Audiobook Review
Moon of the Crusted Snow (2018)
by Waubeshig Rice
I think I discovered this book via the "recommended" tab in the Libby library app- which is pretty good if you are reading books in translation or literary fiction. Moon of the Crusted Snow is a typical end of the world type book with the exception of the perspective, which is that of a Anishinabbe community living in northern Canada (not far northern Canada, just regular.) The protagonist is Evan Whitesky, a regular joe type who lives and works in his native village, a place relatively recently connected to the modern world via the wonders of the internet and power from a nearby hydroelectric project. Evan and his tribe/band first know something is wrong when the cable goes out, then the power. Winter is setting in, and deliveries from the outside world have ceased, when confirmation finally arrives from two residents attending college in the nearest patch of so-called "Civilization."

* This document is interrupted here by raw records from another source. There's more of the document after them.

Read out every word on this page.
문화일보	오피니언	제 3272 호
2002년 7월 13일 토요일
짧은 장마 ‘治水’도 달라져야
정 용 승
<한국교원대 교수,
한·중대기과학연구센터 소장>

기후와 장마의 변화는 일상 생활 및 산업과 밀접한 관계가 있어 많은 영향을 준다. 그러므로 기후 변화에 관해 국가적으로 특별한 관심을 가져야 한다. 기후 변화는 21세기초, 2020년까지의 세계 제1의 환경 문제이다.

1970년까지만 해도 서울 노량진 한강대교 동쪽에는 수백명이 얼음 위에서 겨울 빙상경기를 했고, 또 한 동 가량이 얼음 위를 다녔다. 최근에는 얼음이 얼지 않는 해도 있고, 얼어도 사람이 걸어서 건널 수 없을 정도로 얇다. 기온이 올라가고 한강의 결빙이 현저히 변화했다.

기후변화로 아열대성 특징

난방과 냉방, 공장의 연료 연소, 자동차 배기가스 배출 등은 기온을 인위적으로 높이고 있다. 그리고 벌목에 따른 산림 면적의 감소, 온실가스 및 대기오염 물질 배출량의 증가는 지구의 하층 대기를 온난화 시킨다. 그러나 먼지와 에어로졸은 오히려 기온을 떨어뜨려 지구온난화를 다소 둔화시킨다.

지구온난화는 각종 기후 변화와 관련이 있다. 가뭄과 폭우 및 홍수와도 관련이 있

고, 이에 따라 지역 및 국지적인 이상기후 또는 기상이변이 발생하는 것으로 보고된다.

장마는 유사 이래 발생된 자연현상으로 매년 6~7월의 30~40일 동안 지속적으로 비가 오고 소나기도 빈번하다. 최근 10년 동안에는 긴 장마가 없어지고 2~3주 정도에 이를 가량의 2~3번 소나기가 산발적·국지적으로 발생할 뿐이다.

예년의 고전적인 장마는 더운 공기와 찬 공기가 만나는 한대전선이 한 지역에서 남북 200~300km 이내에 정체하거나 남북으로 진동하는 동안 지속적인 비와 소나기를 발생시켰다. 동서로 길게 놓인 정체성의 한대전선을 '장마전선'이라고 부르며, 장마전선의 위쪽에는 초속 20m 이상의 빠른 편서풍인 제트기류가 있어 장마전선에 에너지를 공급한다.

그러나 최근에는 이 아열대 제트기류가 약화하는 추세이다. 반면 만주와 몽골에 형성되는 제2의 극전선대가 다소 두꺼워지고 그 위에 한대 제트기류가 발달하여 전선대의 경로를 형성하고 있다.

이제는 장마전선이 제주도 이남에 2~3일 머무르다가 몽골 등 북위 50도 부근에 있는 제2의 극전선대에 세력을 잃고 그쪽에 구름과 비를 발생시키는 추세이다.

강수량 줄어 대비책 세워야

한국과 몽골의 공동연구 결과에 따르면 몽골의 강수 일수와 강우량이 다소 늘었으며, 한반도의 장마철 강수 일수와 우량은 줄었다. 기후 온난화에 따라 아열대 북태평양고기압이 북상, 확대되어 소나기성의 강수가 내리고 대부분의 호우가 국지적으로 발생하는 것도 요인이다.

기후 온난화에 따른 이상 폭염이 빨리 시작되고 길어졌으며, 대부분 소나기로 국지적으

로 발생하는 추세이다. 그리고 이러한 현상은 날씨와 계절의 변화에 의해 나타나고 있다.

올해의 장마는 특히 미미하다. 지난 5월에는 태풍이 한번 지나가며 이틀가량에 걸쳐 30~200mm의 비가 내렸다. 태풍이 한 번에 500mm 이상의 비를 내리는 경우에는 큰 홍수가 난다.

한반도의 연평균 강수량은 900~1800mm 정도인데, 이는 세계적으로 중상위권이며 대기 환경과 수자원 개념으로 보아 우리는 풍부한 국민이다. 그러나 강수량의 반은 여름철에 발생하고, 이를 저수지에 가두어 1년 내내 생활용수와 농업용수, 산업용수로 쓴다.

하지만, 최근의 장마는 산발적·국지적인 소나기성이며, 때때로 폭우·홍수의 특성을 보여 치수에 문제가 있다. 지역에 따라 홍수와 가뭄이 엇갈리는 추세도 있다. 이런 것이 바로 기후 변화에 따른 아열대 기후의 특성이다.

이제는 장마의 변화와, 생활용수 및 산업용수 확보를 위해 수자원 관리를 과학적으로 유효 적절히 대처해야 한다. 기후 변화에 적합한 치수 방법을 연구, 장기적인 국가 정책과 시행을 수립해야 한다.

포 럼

Of all the many works of post-apocalyptic fiction I've read, I would be hard pressed to name another volume that is so low-stakes. One of the funniest moments in the entire book comes when one of the village elders asks Whitesky to explain this term "apocalypse" means that the young people are bandying about, and when he defines it, she laughs and says that her people/his people have been through at least two others, the first when they were moved north, the second when the Canadians took their children away to Indian schools.
Danger arrives in the form of a white survivalist/homesteader type who follows the tracks of the returning college students, and the drama is in the form of the dwindling food reserves the tribe has socked away for just such an occasion.